Maybe not the last, however. The 5-foot-3 sophomore has a knack for getting inside an opponent's head and under her skin with dogged marking.
It's something Cougars coach Cheryl Burns has come to expect.
``Sometimes I take her for granted,'' Burns said. ``She did something in a game the other day, and all of a sudden it hit me I won't have her next year. And I turned to someone and said, `God, I'm going to miss her.' She's just so good, sometimes you forget how good.''
Ruppert's efforts have helped Camden County to a 9-3-1 start. The Cougars have given up six goals.
The defense will be further tested in the season's stretch run - goalie Ali Marinucci is out for the season with a knee injury. Ruppert is still there, though, using her own brand of defensive psychology.
``Girls don't always like to have someone on their back all the time, and in their face and always pushing them,'' Ruppert said. ``I think I aggravate them a lot. I like when I aggravate them, because then you know you have an advantage over them.
``But I don't like getting hit,'' she said with a laugh. ``Go ahead and push me, but don't hit me!''
Ruppert credited her father, Jack, for instilling that aggressiveness. Jack Ruppert signed his daughter up for a coed league when she was young, and she immediately became a defender.
``I know I can't shoot. As soon as I get up toward the goal, I pass it off to a forward,'' said Ruppert, who did score in Camden County's 2-1 win over Middlesex on Saturday.
After playing four years at outside fullback for Washington Township, Ruppert figured her soccer career was over.
``I knew I wanted to go to college,'' she said, ``but I didn't want to play soccer if I had to go to a bigger school, because it's too time-consuming. At college, you have to work at your studies.''
Burns had other ideas, though, and sold Ruppert on the benefits of junior college.
``I knew someone who played softball with her, and the word I got was how incredibly athletic and fast and aggressive she was,'' Burns said. ``All she did in high school was chase the ball and kick it out, so I'm not sure if they were getting the most of her abilities.''
Burns' efforts paid off, and Ruppert decided on Camden County ``because I could play competitive soccer, but it's still fun. I love playing soccer, but no way I'm getting up at five in the morning for practice like they do at some schools.''
Camden County went 11-7-1 and reached the Region 19 playoffs last season, with Ruppert earning second-team all-region honors. This season, her reputation precedes her.
``When we played Gloucester, their coach [Dan Roberts] was telling me before the game: `If we can just get past Ruppert, I think we'll have a chance,' '' said Burns, whose team won, 3-0.
Ruppert said her determination to prevent goals was more a case of loyalty than pride.
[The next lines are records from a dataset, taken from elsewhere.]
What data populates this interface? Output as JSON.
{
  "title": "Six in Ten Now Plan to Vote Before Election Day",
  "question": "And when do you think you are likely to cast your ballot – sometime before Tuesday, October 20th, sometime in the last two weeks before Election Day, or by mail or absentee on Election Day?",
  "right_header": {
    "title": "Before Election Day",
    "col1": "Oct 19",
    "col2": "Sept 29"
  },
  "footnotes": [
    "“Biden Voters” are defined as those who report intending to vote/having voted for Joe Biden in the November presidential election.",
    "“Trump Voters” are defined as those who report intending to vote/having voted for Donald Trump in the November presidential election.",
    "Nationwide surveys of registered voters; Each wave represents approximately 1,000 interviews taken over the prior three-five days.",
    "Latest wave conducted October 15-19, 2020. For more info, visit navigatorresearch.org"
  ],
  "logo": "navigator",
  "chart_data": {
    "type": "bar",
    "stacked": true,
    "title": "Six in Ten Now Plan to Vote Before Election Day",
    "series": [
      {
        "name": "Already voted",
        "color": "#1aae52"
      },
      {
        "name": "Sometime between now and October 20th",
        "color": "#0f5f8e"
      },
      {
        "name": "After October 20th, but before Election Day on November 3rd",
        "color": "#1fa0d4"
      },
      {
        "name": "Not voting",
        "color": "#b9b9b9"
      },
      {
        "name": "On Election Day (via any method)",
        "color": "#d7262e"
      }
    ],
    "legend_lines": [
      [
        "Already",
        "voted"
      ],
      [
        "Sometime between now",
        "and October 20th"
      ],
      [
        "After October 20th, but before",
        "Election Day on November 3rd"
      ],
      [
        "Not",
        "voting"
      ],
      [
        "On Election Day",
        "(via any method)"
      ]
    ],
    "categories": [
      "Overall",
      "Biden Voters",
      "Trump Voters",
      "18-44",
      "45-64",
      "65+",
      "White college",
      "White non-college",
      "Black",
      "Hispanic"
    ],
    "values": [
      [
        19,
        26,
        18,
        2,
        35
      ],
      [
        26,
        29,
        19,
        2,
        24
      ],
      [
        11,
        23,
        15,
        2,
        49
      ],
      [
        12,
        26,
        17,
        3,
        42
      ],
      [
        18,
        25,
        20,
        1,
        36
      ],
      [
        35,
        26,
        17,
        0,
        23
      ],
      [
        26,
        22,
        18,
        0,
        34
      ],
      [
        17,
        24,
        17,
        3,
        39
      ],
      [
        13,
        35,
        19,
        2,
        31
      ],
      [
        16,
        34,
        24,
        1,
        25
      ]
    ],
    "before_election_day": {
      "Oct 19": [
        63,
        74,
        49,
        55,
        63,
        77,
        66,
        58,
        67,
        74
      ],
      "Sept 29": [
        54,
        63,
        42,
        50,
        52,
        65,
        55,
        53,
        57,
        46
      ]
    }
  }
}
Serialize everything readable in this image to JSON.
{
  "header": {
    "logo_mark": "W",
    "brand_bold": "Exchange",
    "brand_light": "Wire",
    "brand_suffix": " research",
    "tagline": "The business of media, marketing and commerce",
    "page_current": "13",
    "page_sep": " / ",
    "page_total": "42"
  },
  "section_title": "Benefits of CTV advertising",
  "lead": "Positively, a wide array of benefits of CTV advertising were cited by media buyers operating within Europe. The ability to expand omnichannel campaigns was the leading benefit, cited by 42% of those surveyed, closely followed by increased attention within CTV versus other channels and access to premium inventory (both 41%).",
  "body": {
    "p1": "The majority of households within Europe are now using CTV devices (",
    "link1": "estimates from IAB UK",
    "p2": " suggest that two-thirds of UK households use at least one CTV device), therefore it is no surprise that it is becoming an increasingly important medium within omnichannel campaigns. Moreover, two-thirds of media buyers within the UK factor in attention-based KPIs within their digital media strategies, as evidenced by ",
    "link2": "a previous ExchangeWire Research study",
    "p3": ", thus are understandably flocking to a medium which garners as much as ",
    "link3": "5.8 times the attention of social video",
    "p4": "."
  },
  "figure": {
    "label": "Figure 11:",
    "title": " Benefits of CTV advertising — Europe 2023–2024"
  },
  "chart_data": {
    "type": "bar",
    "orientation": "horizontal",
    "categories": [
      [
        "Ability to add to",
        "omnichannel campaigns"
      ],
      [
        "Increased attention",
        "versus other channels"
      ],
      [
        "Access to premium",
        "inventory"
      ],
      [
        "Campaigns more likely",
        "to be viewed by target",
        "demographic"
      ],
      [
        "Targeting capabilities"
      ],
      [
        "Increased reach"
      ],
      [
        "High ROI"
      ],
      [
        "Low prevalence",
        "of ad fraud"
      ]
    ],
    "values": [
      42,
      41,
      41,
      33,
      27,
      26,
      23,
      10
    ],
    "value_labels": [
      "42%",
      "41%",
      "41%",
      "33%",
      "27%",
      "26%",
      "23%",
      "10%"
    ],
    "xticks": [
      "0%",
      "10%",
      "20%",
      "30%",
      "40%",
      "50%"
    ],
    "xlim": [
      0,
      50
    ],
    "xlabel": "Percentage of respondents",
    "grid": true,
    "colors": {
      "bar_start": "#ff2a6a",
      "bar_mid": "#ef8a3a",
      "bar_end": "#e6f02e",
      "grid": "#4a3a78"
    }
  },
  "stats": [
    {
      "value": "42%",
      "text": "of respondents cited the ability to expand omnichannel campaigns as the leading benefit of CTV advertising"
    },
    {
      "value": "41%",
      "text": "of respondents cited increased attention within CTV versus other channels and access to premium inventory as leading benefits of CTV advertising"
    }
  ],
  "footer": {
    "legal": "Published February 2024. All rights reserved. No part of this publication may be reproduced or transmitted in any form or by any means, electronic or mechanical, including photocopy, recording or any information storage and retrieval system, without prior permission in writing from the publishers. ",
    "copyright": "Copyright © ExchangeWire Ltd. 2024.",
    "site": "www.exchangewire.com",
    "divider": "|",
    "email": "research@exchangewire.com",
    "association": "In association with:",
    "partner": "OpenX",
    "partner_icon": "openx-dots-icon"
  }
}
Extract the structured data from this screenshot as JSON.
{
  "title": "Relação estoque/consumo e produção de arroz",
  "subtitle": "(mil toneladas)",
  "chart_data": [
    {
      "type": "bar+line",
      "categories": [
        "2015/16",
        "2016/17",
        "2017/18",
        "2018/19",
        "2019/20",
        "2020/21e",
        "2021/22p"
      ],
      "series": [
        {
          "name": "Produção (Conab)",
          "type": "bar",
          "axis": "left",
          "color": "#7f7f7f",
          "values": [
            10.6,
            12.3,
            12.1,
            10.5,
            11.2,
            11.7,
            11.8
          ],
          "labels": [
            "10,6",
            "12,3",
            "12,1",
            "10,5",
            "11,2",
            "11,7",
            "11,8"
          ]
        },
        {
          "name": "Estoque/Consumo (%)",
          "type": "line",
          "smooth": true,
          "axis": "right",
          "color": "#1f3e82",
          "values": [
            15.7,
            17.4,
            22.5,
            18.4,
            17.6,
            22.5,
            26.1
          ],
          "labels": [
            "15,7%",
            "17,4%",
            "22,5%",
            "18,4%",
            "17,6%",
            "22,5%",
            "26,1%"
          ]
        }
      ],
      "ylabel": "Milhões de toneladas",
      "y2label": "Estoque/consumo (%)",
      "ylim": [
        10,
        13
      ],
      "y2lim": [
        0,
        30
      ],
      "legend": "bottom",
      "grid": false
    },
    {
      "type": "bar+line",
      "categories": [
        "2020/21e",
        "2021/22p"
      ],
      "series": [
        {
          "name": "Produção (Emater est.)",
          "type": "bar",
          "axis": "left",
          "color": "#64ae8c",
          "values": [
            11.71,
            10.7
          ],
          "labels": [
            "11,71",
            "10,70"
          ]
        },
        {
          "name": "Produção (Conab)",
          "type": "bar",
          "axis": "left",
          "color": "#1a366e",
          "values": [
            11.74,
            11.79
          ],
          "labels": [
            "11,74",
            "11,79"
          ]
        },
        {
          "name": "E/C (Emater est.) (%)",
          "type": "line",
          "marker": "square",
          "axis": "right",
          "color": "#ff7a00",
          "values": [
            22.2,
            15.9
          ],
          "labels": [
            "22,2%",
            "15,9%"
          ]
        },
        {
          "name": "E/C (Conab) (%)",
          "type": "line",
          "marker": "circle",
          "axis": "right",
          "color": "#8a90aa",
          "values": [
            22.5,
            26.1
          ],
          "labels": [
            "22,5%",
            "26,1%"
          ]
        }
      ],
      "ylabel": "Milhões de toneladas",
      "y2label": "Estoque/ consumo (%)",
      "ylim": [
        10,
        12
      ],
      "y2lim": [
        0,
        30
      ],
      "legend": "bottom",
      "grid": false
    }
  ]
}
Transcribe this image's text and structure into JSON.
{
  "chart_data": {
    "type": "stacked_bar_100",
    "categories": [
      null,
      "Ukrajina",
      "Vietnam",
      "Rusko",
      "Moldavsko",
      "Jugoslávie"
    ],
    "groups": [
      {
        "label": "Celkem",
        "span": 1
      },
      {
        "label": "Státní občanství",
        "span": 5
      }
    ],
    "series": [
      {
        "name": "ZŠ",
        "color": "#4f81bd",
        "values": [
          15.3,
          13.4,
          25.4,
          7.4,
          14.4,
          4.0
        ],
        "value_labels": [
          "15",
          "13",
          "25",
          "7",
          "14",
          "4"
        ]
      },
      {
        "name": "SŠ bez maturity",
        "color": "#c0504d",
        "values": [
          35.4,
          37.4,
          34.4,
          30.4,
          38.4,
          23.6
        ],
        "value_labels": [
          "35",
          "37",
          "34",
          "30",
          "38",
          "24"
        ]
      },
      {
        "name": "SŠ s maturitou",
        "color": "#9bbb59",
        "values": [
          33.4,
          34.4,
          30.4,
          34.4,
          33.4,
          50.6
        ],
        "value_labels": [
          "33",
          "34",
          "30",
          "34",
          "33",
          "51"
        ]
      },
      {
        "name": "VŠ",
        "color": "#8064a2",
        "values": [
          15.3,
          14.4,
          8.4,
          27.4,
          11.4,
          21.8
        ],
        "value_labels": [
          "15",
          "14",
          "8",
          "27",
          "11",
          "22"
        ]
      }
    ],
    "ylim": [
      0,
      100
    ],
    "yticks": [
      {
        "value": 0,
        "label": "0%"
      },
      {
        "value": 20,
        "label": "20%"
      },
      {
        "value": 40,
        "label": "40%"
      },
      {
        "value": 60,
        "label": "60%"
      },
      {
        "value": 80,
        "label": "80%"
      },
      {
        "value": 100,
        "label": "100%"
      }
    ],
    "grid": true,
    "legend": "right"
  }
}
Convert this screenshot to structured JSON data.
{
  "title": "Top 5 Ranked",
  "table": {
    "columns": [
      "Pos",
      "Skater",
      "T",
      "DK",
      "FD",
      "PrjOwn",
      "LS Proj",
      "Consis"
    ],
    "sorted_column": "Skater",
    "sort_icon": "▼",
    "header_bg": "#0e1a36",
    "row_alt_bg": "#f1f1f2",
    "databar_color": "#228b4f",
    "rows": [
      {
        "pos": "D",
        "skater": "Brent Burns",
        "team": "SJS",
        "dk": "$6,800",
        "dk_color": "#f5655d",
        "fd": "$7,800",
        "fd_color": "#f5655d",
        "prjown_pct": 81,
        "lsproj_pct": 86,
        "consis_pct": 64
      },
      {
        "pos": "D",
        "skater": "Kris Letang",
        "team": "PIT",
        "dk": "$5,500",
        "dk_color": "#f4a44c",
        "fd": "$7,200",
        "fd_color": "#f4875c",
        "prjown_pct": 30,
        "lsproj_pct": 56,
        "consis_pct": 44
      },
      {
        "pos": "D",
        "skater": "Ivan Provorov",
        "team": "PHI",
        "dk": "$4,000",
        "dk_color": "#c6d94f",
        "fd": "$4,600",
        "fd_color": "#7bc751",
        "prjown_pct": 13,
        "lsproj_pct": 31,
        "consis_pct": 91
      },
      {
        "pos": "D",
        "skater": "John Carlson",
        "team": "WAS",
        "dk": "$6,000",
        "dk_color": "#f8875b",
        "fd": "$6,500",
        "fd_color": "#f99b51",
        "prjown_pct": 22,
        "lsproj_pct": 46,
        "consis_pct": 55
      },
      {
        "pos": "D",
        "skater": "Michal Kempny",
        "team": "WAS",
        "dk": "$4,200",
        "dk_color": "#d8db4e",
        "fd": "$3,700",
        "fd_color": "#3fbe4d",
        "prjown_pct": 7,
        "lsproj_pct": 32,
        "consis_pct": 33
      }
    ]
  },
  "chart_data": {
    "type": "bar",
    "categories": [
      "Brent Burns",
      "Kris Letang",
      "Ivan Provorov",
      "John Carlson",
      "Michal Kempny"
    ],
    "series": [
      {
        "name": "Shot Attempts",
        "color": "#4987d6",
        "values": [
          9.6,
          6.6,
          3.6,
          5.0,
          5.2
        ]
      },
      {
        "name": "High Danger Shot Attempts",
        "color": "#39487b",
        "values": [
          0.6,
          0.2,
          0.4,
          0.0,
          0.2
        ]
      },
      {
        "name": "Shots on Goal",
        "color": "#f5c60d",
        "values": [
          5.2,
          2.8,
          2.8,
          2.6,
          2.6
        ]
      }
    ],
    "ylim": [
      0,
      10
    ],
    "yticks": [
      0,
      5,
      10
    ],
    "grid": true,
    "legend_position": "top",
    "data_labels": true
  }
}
``I just don't want to let my team down or let myself down,'' she said. ``I just try not to let them get by me or turn their bodies, then I try to get it to the front line. Sometimes I can't even find the ball; I just kick it without looking.''
Which is why Burns does not play Ruppert at sweeper.
``She's so aggressive that she gets a couple calls each game for fouling,'' the coach said. ``I couldn't have her that deep in the box committing fouls.''
The coach will take those fouls, though, as long as the tenacity comes with them.
``She just never gives up,'' Burns said. ``She will play until she drops, and you can't ask for more than that from a player. She'll keel over before she stops, and she runs through people.
``She's only 5-3, but she's got muscular legs. I always like when I hear people watching the game going, `Look at that little No. 4. She's fast, she's good.' ''
Ruppert intends to transfer to a four-year school, but she believes this could be the end of her soccer career.
``I have to start working and get some money,'' she said. ``It's kind of rough to go to classes, work a job, and play soccer.''
Burns hopes she will reconsider.
``I'm trying to remind her that she didn't want to play here two years ago, but she's kept her grades up and still played,'' she said. ``She's a really good player.''
As long as she can avoid those elbows, of course.